F5, a company that specializes “in application security, multi-cloud management, online fraud prevention, application delivery networking (ADN), application availability and performance, and network security, access, and authorization” has acquired “Fletch AI”. This is another AI-slop driven effort that hallucinates CVE IDs and has no humans that monitor social media. That should worry you when a company known for producing their own vulnerable security software acquires a company known for producing bogus threat intel.

UNDERCODE NEWS (note the all caps excitement there!) has a Twitter profile that boasts “Latest in Cyber & Tech News with AI-Powered Analysis and Fact Checking.” Note the last part, “fact checking” and then note that their AI-slop hallucinates as well. The worst offense was announcing a remote code execution vulnerability in Apache HTTP Server, run in some form or another by just about any large company. The problem of course being that the CVE ID they gave was bogus, and of course had no reply for me. Tim McGuffin pointed out that “their whole site is clickbait, so i’d expect their twitter feed to be nothing different.
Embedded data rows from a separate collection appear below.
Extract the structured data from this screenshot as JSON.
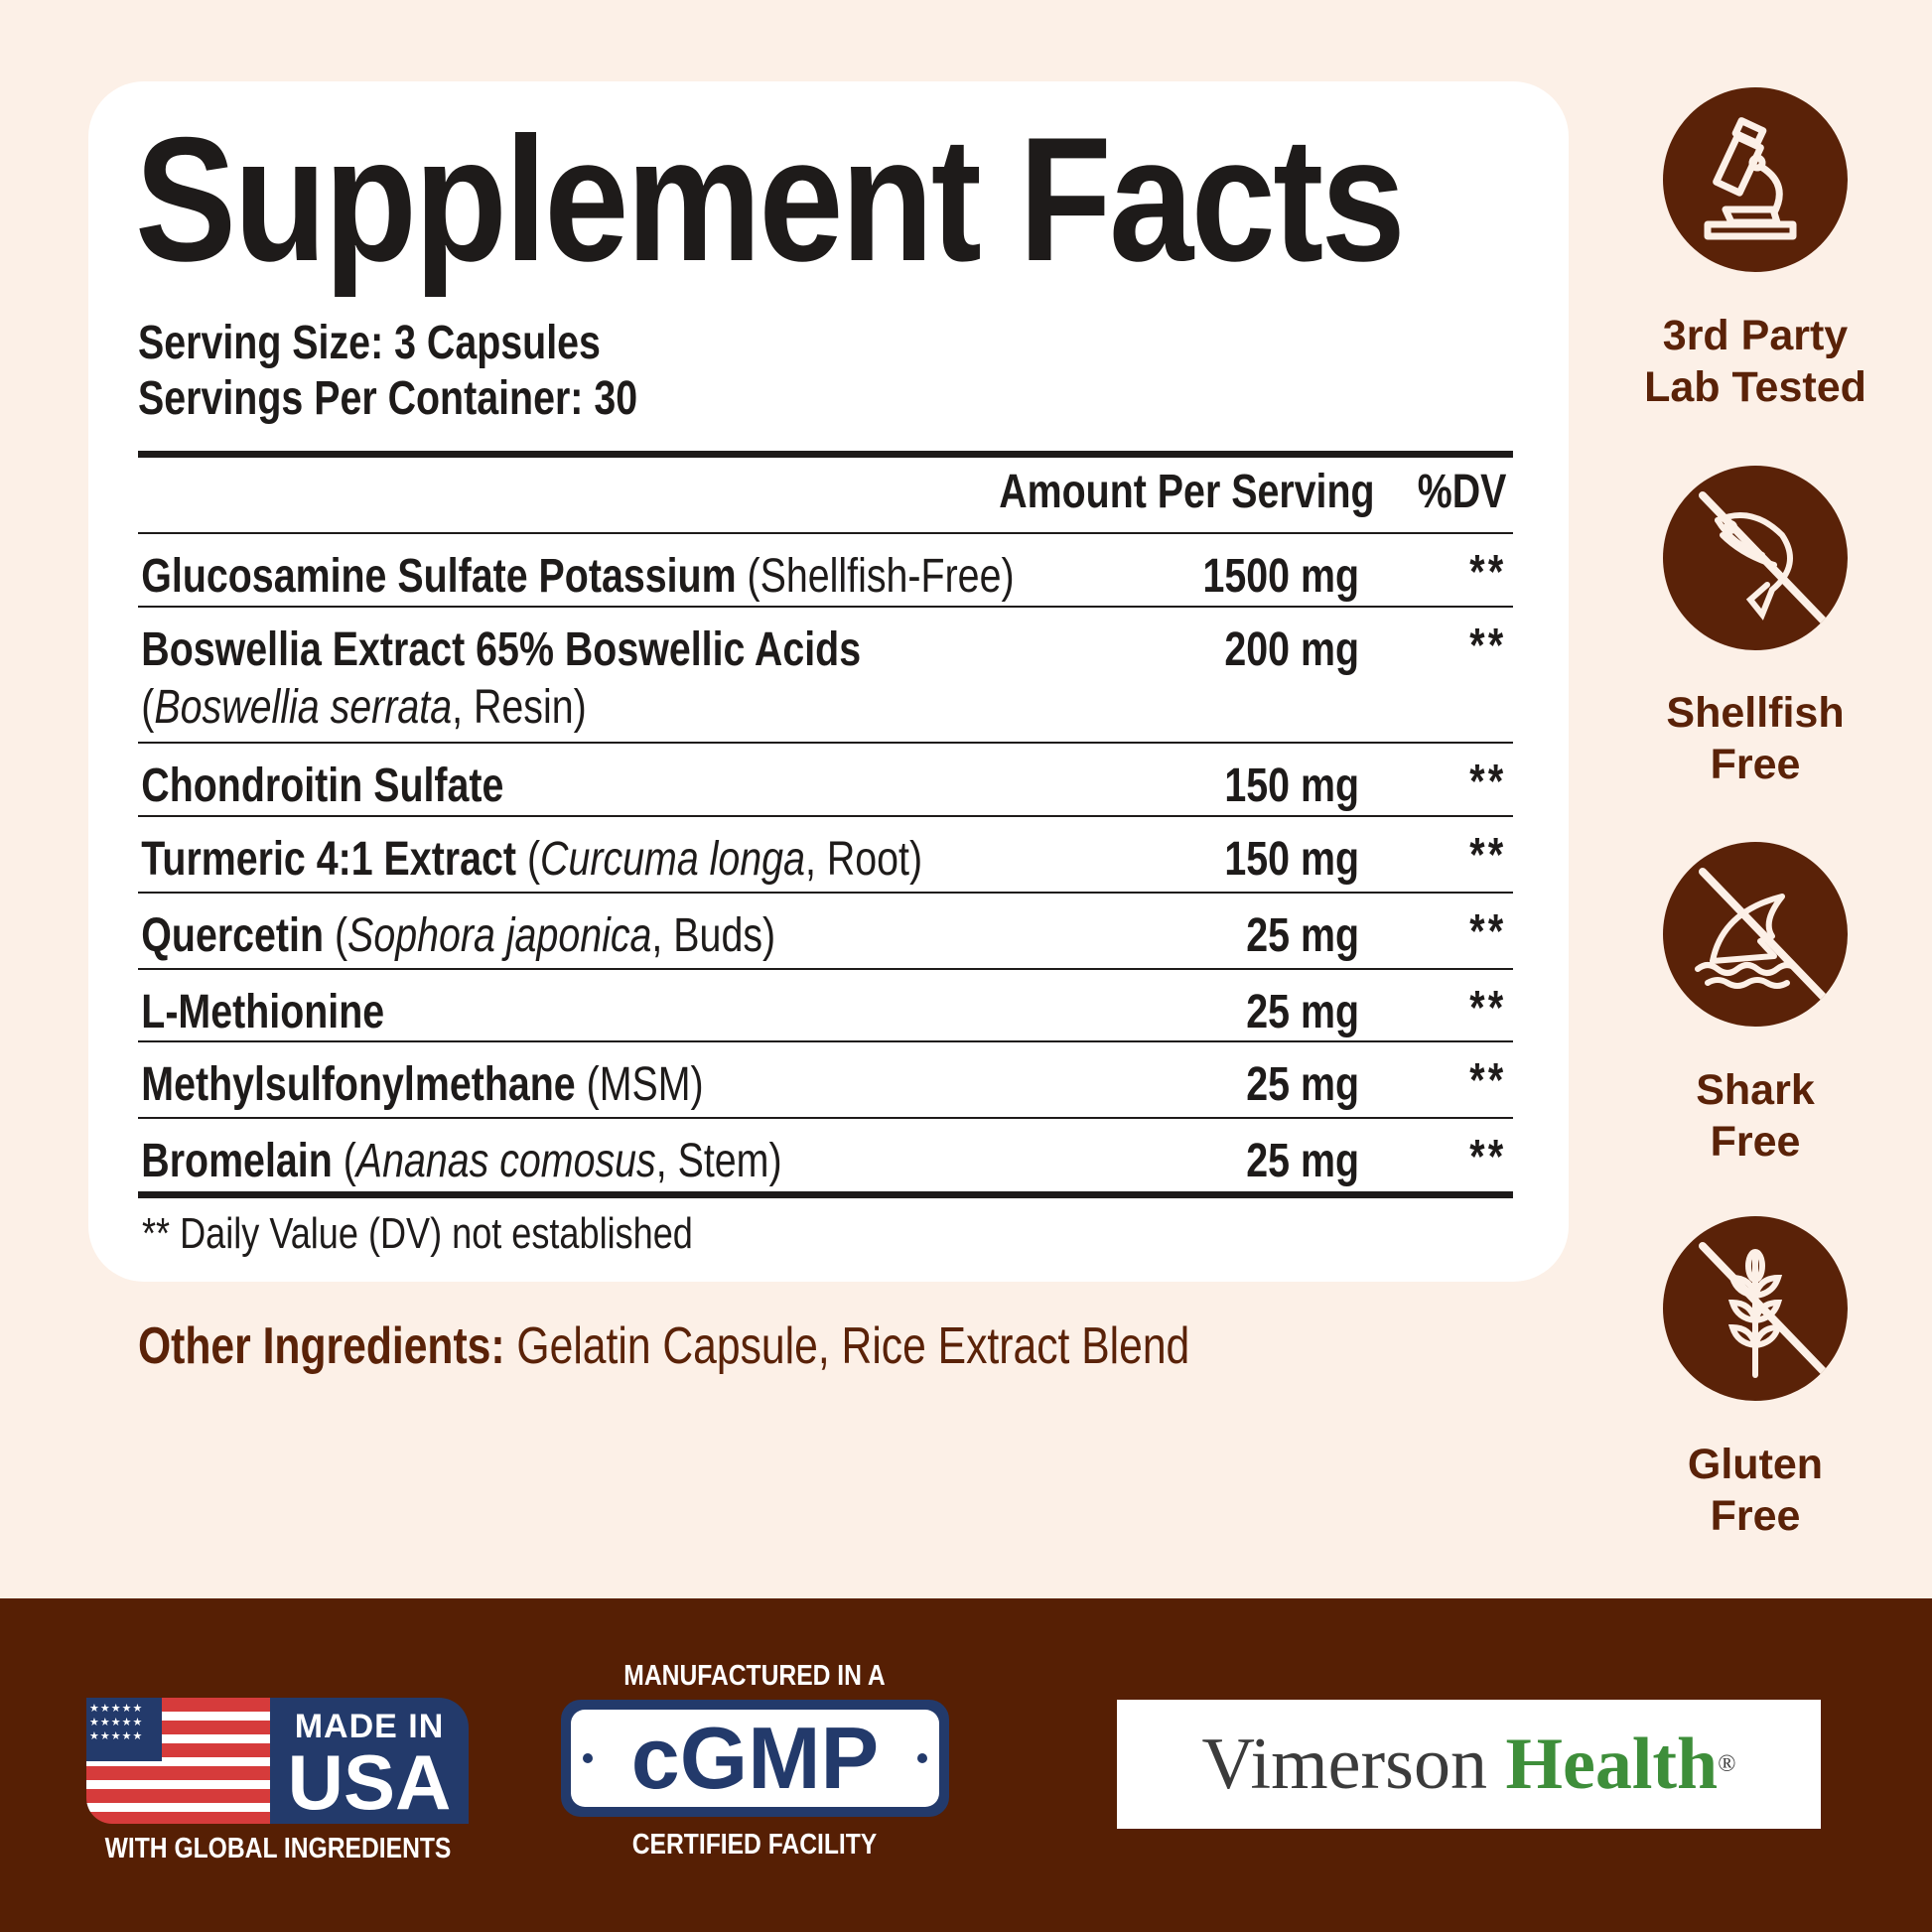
{
  "title": "Supplement Facts",
  "serving_size": "Serving Size: 3 Capsules",
  "servings_per_container": "Servings Per Container: 30",
  "header": {
    "amount": "Amount Per Serving",
    "dv": "%DV"
  },
  "rows": [
    {
      "name": "Glucosamine Sulfate Potassium",
      "detail": "(Shellfish-Free)",
      "amount": "1500 mg",
      "dv": "**"
    },
    {
      "name": "Boswellia Extract 65% Boswellic Acids",
      "open": "(",
      "latin": "Boswellia serrata",
      "part": ", Resin)",
      "amount": "200 mg",
      "dv": "**"
    },
    {
      "name": "Chondroitin Sulfate",
      "amount": "150 mg",
      "dv": "**"
    },
    {
      "name": "Turmeric 4:1 Extract",
      "open": " (",
      "latin": "Curcuma longa",
      "part": ", Root)",
      "amount": "150 mg",
      "dv": "**"
    },
    {
      "name": "Quercetin",
      "open": " (",
      "latin": "Sophora japonica",
      "part": ", Buds)",
      "amount": "25 mg",
      "dv": "**"
    },
    {
      "name": "L-Methionine",
      "amount": "25 mg",
      "dv": "**"
    },
    {
      "name": "Methylsulfonylmethane",
      "detail": "(MSM)",
      "amount": "25 mg",
      "dv": "**"
    },
    {
      "name": "Bromelain",
      "open": " (",
      "latin": "Ananas comosus",
      "part": ", Stem)",
      "amount": "25 mg",
      "dv": "**"
    }
  ],
  "footnote": "** Daily Value (DV) not established",
  "other_ingredients": {
    "label": "Other Ingredients:",
    "value": " Gelatin Capsule, Rice Extract Blend"
  },
  "badges": [
    {
      "icon": "microscope-icon",
      "line1": "3rd Party",
      "line2": "Lab Tested"
    },
    {
      "icon": "shrimp-crossed-icon",
      "line1": "Shellfish",
      "line2": "Free"
    },
    {
      "icon": "shark-fin-crossed-icon",
      "line1": "Shark",
      "line2": "Free"
    },
    {
      "icon": "wheat-crossed-icon",
      "line1": "Gluten",
      "line2": "Free"
    }
  ],
  "footer": {
    "usa": {
      "top": "MADE IN",
      "big": "USA",
      "bottom": "WITH GLOBAL INGREDIENTS"
    },
    "cgmp": {
      "top": "MANUFACTURED IN A",
      "big": "cGMP",
      "bottom": "CERTIFIED FACILITY"
    },
    "brand": {
      "part1": "Vimerson",
      "part2": "Health",
      "mark": "®"
    }
  },
  "colors": {
    "background": "#fcf0e7",
    "brown": "#5a2208",
    "navy": "#233a6b",
    "green": "#3e8e3a"
  }
}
Next up we have “Trending Tech News”, which shows that AI slop can hallucinate more than numbers. In this example, we see that they give the incorrect CVE ID and hash tag it #Cisco, meaning they got the vendor wrong as well. Littering it with hash tags to get more eyes on their errors is icing on the cake. But, this isn’t just a game for the little AI slopsters either. The bigger, more well-known, AI slop are just as guilty.

The Bigger Picture

It would be difficult to imagine any reader of this blog has not run into articles, memes, or examples of AI slop giving incorrect information. The frequency, and absurdity, of these cases are pure humor at this point. Right up until you realize where AI is being baked into, and how much control it already has in our lives. The race to enshitify products and services is at a break-neck speed and it is already to the detriment of us all. Even in an industry where ‘integrity’ is a backbone of what we do, AI slop is still flying by.

Anyone that blindly implements a so-called AI solution without rigorous testing, and not just security and prompt injection, specifically tests around accuracy of information needs to reevaluate their role in the industry. Just because another company has reduced the quality and integrity of their offering by introducing AI slop doesn’t mean you should to. In fact, you should market the opposite message; that humans still do a significant portion of curation and that accuracy and integrity are your mission. That would sell me a lot faster than bragging about bullshit “AI”.

This is what your “AI” looks like to many of us:

Trust me, humans make plenty of mistakes with CVE numbers, we don’t need you.